03.30 — разговор о детских рисунках и о  методике лечения рисунками, смотрим альбом; это уже не статус.
     04.10 — о детских курортах в Туркмении; это уже никакая не астма.
     04.40 — Ольга симпатично  пускает слюни во сне, мамашка клюёт носом, киндер давно дрыхнет поджав ножки, перевернулась на другой бок. Розовая такая, симпатичная. Ну что может быть прекраснее спящего ребёнка ?
     04.50 — процедуру расставания сократили до минимума, кубарем скатились в машину, свет в окне погас. Соловьи, соловьи хорошо, что рядом завод и вы давно издохли.
     04.55 — Ольга умерла на носилках, Толян ржёт — три часа на вызове, он говорит, что давно так хорошо не спал. Уже светает, катимся под горку, не включая двигатель, к первому же киоску. Я пью пиво —оно с трудом пролазит в глотку — так всё пересохло, вкус не чувствую. Три часа монолога. Столько я ещё никогда не говорил.
Ничего не чувствую. Может это не пиво? С таким же успехом можно пить бензин. Надо добавить.
     05.30. Вылупились первые прохожие, они на нас косятся. Двери нараспашку, дым в четыре ноздри. У нас веселье. На капоте нашего  РАФа целый пивбар, меня понесло. Перешли на крепкое. Пофиг, отмажут. Я же их отмазал. Мне сейчас кое-что можно. Осталось-то всего ничего. Всё одно сумки то нет. Толяну тем более — ему сейчас на ТО, нам только до подстанции.
Я наконец-то понимаю, что мне удалось. Раньше я в такие фокусы не верил. Что это? Расставание с грубым материализмом? Или простая психотерапия? А какая разница! Главное, что всем хорошо, особенно нам.
Развеселились так, что разбудили Ольгу.
     — Пьёте, сволочи?
     Суём ей бутылку.
     — Ну что, кобыла скоровская, может теперь вообще сумку никогда брать не будем?

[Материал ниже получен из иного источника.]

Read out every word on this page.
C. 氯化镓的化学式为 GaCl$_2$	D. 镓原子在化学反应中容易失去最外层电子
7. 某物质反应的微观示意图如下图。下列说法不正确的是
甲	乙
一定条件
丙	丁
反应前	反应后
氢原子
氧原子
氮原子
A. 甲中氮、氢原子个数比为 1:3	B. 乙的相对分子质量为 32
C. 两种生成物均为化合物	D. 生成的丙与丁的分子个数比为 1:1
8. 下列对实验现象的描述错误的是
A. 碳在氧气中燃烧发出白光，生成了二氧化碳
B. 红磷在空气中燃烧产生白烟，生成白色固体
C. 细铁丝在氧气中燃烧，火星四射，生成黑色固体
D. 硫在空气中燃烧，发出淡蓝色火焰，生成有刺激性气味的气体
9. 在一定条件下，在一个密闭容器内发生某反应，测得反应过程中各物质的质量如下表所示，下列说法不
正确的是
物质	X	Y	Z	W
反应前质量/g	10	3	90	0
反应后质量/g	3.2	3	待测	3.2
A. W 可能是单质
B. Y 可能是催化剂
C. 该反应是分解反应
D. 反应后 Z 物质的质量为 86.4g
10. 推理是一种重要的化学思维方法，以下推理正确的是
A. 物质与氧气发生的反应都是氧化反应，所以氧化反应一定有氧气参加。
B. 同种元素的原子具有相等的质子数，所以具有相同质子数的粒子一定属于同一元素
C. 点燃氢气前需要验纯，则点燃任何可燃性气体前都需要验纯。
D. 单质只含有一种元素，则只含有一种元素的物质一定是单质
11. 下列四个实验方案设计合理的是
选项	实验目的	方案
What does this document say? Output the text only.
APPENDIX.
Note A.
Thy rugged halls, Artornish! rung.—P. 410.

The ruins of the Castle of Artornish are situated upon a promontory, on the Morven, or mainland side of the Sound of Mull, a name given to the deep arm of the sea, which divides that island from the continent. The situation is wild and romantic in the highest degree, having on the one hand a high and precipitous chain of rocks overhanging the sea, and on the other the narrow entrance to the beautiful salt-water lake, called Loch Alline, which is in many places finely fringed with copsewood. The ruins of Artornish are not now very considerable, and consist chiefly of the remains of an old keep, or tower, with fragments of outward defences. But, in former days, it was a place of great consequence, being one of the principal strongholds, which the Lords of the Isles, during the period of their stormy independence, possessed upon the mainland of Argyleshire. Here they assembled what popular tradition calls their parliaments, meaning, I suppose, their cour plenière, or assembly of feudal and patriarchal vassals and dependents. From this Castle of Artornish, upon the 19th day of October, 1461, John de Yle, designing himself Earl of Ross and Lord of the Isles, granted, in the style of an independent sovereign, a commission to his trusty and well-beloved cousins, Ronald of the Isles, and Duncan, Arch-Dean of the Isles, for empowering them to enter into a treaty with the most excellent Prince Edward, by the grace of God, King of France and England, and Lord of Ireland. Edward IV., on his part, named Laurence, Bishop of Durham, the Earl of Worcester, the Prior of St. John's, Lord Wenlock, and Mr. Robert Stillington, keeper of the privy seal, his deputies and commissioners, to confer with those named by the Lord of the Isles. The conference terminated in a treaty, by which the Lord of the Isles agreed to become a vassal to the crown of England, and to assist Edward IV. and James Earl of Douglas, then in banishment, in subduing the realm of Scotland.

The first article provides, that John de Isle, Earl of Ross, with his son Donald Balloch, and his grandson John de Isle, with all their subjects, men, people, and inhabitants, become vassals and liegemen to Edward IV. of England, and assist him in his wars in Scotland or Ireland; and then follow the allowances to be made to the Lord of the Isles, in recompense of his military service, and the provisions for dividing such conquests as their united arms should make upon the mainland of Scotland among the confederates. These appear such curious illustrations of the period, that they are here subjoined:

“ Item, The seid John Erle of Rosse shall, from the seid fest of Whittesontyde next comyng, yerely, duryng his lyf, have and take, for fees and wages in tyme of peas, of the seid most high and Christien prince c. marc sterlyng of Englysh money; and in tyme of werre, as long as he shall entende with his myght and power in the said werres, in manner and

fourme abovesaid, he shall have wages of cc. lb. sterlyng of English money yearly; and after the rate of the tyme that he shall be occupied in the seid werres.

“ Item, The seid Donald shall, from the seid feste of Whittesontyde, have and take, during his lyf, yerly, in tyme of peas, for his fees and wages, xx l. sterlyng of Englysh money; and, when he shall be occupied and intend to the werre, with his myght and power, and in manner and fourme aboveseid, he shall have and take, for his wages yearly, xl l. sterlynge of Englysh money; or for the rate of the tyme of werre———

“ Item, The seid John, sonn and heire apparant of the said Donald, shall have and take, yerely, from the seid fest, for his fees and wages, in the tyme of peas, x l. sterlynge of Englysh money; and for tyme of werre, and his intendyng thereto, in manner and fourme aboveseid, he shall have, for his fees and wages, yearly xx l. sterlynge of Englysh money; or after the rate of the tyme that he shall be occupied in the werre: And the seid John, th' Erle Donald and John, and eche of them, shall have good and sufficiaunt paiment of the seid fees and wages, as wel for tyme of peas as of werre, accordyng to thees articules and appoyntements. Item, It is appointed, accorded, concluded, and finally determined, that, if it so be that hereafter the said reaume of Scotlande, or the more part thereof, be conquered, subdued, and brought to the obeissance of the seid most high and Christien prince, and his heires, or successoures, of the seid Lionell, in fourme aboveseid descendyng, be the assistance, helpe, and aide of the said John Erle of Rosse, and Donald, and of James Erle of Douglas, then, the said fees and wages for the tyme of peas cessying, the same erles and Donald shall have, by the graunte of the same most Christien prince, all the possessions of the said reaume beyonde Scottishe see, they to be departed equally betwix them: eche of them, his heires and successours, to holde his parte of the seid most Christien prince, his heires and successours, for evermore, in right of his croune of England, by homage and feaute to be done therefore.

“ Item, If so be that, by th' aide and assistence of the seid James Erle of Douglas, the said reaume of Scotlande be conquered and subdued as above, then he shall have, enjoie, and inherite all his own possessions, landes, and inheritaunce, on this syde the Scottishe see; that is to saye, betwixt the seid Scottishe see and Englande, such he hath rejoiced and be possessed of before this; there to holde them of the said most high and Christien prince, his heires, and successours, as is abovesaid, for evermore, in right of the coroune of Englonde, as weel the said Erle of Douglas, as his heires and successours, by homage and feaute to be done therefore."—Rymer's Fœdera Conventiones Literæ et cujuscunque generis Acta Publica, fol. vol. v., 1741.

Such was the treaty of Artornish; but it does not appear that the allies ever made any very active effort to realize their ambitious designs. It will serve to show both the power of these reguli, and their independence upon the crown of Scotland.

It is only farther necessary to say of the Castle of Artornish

     Смеётся — можете и меня по ночам не брать, нафиг я вам нужна?
     И окарала, как всегда. Толяну она очень пригодилась — он на ней женился вскоре на полном сурьёзе. И родился у них санитарёнок. А может шоферёнок. Любит руль крутить.
     Такой хеппиенд. Тем более, что повтора не было. Целую неделю. А потом я про этот случай забыл. Это же «скорая». Новые истории. А когда вспомнил в прошлом году, то допросил наших педиатров. Девчонку они помнят, но уже смутно. Она после этого случая вроде и не вызывала. Если бы и вызывала, то посылали бы уже взрослых, и я бы знал. Она же уже взрослая. Совсем, наверное, невеста.